De allerstilste overkant


In een mooie, compacte studie van 44 bladzijden doet Gert de Jager verslag van zijn leeservaring met de laatste bundels van F. van Dixhoorn, het doel van de opticien en de kat van de muziekschool. Nou ja, bundels, bundels ... daar begint het al mee. Kun je wel van bundels spreken? 

De uitgever, het balanseer, spreekt van twee foedralen, losse katernen in een kartonnen cassette en dat tweemaal. Het is een bijzonder project van Van Dixhoorn en het past ook helemaal bij deze dichter. Een eigenzinnige dichter, scherp observator en concreet denker, zo wil ik Van Dixhoorn het liefste noemen, onder zoveel andere even rake termen. 

 

Maar het gaat hier niet over hem (en toch ook weer wel), maar over Gert de Jager. Zijn benadering van dit werk van Van Dixhoorn levert een schoonheid aan leesstrategieën op. Ik kan mij zomaar voorstellen dat de schrijversopleiding poëzie dit werk op de lijst van verplichte lectuur plaatst, en dat is dan volkomen terecht. 

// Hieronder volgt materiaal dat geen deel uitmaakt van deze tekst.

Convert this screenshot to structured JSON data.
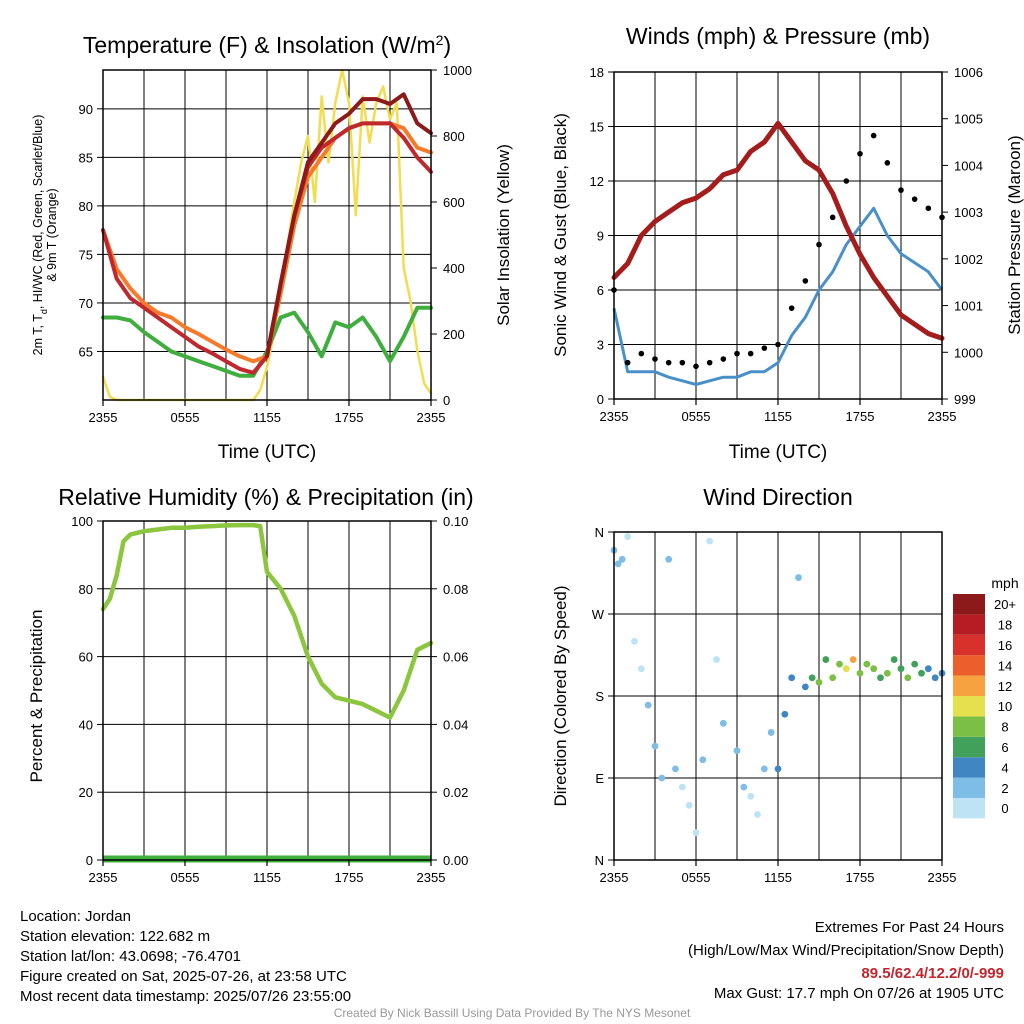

In vijftien korte hoofdstukken behandelt De Jager de elf katernen waaruit de gezamenlijke bundels bestaan: 6 voor de kat van de muziekschool en 5 voor het doel van de opticien. En passant haalt hij er ook zijn leeservaring bij van Virgula, de prijswinnende bundel van Sasja Janssen. De overeenkomst die hij gebruikt, is die van het concept dat ten grondslag ligt aan de gedichten. De uitwerking van dit concept is totaal verschillend, dat moge duidelijk zijn. Het gaat hem om het verschil tussen het laten vollopen met taal (Janssen) en de kaalslag in taal bij Van Dixhoorn. Overigens gaat hij niet verder in op een eventuele overeenkomst noch verschil. 

 

De Jager geeft in zijn inleiding en ook in de eerste hoofdstukken goed aan wat zijn houding is tegenover de werkwijze of althans: het resultaat ervan, van Van Dixhoorn. Het is niet zijn sterkste kant om al puzzelend op zoek te gaan naar verheldering. 

Toch doet hij dat en hij is er consequent in. Hij stelt een vraag en zoekt in het werk naar een –voor het moment – bevredigend antwoord. Het levert regelmatig mooie overwegingen op. Zoals deze: 

 

"Op de ene bladzijde dit:  

.' 

En op de andere bladzijde ook. Sterft het geluid weg? Verdwijnen ‘wij’ die bovenaan staan? Of moeten we doen wat we zo vaak moeten doen: het afwezige opvullen met van alles en maakt juist de afwezigheid een potentieel alles ervaarbaar? Inclusief het verdwijnen daarvan? Op zijn hoogst is het een voorlopig verdwijnen. Op katern 38 volgt katern 69 en dat begint, ondanks 30 missende katernen, met een woord dat we kennen: wen. Continuïteit gegarandeerd" (bladzijde 23) 

 

Het is stil aan de overkant is een heerlijk leesavontuur voor wie – net als ik, dat moge duidelijk zijn – gegrepen worden door de unieke verwerking van observaties die Van Dixhoorn verwoordt. Deze studie maakt dat het ‘oudere’ werk van Van Dixhoorn van een steviger leeswijzer wordt voorzien. 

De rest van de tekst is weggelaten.